Method for the diagnosis of sensitization to contact allergens capable of measuring sensitization and predicting clinical evolution, discriminating “inflammatory” responses with allergic symptoms from “protective” responses. The AVT “Allergy Vitro Test” is performed on peripheral blood using tubes containing anticoagulant and pre-adhered with the specific allergen to be tested.


Technical features

The profile of cytokines induced when a subject encounters allergens makes it possible to diagnose exposure and provide indications on the clinical evolution of the same, in the two possible and exclusive developments, that is towards a frank allergic symptomatology and/or towards a state of tolerance.

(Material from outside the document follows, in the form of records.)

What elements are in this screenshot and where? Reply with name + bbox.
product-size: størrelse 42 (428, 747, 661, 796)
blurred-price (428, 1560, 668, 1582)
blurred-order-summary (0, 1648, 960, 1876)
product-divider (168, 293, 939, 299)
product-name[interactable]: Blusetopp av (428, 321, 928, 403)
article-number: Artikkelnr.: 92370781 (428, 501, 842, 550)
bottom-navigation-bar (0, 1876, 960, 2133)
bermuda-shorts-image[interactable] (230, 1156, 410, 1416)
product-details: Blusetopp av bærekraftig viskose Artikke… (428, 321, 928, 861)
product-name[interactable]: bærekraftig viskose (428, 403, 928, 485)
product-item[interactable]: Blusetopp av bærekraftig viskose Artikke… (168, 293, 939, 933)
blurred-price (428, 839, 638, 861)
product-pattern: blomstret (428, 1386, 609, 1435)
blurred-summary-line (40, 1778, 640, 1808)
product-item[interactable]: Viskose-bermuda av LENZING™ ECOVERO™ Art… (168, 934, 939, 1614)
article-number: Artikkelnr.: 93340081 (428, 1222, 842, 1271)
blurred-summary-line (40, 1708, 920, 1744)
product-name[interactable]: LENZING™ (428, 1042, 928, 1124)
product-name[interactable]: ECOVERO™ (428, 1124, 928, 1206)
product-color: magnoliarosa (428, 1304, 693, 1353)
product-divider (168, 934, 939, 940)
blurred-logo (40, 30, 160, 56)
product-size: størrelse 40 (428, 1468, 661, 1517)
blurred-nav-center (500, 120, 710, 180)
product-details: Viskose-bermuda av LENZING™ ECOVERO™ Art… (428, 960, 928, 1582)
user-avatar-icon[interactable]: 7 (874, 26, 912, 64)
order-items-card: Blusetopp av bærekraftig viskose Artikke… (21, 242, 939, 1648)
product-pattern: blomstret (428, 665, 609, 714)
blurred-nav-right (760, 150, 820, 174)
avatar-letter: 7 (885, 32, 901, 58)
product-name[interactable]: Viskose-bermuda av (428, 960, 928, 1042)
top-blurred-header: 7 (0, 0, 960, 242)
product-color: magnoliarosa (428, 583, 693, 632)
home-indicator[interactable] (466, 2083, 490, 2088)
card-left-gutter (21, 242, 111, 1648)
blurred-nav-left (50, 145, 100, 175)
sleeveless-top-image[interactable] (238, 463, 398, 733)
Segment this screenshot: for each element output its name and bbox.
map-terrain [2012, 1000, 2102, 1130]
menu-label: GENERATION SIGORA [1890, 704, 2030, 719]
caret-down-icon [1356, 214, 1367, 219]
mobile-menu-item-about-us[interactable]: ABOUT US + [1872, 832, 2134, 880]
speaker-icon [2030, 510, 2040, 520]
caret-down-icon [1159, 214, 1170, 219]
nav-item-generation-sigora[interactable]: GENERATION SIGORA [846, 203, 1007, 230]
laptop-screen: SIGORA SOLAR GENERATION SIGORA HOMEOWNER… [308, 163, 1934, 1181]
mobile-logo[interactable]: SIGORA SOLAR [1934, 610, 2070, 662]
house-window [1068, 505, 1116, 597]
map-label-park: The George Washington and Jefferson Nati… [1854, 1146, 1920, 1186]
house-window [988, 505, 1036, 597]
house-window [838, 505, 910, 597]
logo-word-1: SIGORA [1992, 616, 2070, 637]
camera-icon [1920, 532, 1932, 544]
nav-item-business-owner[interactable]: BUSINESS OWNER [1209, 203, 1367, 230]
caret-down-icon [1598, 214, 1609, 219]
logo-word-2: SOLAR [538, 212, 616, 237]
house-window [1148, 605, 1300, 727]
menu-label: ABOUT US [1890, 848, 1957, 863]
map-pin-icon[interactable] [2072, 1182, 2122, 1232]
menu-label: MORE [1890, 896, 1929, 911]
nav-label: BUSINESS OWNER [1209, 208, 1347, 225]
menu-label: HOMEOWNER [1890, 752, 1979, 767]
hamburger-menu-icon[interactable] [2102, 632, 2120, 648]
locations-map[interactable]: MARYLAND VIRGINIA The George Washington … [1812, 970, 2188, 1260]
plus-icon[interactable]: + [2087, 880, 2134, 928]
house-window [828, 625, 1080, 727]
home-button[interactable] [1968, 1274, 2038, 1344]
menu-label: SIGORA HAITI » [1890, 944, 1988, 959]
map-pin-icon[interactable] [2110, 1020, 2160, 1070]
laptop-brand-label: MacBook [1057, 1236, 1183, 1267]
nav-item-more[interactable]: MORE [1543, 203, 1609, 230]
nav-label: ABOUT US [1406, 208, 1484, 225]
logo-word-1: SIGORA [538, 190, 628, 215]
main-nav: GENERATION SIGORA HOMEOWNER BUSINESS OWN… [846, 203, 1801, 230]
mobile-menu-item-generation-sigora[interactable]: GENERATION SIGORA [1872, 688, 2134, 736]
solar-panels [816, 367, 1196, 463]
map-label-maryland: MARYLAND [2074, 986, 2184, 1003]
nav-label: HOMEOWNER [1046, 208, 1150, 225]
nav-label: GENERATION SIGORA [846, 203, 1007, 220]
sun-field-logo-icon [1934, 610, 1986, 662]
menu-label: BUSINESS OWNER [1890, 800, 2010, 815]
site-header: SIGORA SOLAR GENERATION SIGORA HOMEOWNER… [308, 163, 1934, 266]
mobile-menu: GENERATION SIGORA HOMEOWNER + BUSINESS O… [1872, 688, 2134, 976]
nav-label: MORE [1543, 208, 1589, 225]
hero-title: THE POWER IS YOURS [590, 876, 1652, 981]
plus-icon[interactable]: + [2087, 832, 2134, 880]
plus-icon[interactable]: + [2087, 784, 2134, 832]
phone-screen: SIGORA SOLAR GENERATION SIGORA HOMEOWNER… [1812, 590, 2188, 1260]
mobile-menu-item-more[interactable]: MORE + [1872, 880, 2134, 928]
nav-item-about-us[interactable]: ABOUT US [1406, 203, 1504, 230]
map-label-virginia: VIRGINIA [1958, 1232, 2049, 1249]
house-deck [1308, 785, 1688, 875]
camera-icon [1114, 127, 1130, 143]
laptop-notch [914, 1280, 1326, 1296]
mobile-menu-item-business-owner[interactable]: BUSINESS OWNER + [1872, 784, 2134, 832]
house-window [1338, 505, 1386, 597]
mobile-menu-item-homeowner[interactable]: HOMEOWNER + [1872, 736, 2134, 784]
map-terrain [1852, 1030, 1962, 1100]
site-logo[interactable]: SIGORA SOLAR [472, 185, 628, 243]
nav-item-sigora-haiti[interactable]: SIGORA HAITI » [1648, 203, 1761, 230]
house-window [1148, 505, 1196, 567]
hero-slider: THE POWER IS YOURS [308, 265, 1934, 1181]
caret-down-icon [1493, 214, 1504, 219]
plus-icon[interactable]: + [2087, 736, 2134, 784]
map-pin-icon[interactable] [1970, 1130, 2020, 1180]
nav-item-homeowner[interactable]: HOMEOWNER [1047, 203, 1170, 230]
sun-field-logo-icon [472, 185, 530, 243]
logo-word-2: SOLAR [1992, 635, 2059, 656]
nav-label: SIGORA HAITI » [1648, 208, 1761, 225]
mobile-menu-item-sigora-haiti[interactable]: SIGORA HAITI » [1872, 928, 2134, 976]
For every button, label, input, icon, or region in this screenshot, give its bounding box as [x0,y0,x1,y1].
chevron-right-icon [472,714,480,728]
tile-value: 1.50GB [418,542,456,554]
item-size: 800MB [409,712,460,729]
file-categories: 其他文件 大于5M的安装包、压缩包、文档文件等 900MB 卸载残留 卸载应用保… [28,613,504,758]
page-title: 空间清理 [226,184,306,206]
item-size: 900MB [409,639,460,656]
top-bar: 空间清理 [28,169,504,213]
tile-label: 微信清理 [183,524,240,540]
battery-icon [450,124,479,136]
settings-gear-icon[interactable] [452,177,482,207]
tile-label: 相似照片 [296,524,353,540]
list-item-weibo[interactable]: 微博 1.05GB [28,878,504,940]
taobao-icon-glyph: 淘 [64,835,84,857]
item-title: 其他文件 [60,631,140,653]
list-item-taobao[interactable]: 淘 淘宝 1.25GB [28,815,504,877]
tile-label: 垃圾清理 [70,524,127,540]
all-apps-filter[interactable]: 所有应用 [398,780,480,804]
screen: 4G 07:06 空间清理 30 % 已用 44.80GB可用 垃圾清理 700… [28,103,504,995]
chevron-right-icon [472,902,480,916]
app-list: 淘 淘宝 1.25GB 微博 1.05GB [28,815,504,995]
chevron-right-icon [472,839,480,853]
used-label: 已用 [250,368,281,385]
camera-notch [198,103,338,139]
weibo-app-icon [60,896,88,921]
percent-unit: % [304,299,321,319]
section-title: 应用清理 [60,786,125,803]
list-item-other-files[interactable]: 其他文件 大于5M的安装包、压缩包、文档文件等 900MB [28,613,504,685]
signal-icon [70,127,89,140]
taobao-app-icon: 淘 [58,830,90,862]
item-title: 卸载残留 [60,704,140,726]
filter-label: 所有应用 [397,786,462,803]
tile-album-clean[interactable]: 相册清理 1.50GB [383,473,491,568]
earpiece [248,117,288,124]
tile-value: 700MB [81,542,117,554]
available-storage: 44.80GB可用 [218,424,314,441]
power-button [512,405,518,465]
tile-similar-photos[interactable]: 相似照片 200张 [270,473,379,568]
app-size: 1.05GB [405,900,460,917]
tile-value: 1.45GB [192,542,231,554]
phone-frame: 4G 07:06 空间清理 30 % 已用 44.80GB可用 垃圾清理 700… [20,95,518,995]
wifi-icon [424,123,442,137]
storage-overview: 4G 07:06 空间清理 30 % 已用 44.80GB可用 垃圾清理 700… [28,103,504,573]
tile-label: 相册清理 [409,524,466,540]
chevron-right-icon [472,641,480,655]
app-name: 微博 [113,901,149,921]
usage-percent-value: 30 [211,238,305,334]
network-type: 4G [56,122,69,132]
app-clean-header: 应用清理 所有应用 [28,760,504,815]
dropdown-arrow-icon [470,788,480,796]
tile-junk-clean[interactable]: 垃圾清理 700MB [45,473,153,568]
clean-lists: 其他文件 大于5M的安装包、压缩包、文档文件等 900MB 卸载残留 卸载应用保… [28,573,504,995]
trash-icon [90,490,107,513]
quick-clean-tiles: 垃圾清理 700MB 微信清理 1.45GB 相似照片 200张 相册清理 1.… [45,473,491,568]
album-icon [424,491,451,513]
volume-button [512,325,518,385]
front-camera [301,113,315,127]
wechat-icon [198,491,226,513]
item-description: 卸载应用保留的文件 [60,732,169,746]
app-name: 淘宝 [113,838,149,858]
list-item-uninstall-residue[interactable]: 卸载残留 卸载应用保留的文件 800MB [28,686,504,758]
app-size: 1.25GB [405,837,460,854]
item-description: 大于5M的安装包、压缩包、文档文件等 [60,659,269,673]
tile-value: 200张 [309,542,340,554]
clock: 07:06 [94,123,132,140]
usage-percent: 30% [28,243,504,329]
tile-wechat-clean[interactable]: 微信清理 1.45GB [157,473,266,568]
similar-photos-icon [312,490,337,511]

An in vitro diagnosis method has now been developed, suitable also for use as a kit, based on the expression profile of cytokines by T cells in response to specific allergens, which can be advantageously used in diagnostic applications, discriminating a response of inflammatory type from a regulatory type.

The most common allergens that are detected include: metals (nickel, palladium, chromium and cobalt), cosmetic products (hair dyes and makeup), dyes.

The test is performed on peripheral blood using dedicated tubes containing anticoagulant (lithium heparin) and pre-adhered with the specific allergen to be tested for sampling. Contact between allergen and immune cells therefore takes place directly in the sampling tubes which, after appropriate incubation, are centrifuged, the supernatant is collected and the production of cytokines is measured.

Possible Applications

  • In occupational medicine it allows to evaluate the exposure of workers to allergens even in the absence of clinical symptoms; 
  • The test is applied both to answer diagnostic questions and to monitor the effectiveness of anti-allergic therapeutic strategies.




  • Used in both clinics and in the occupational field; 
  • Non-invasive test: requires no doctor’s reading and patch for 72 hours;
  • ELISA technique instead of Elispot (expensive, with dedicated instrumentation and high manual skills);
  • Reproducible kit with instruments found in common immunology laboratories.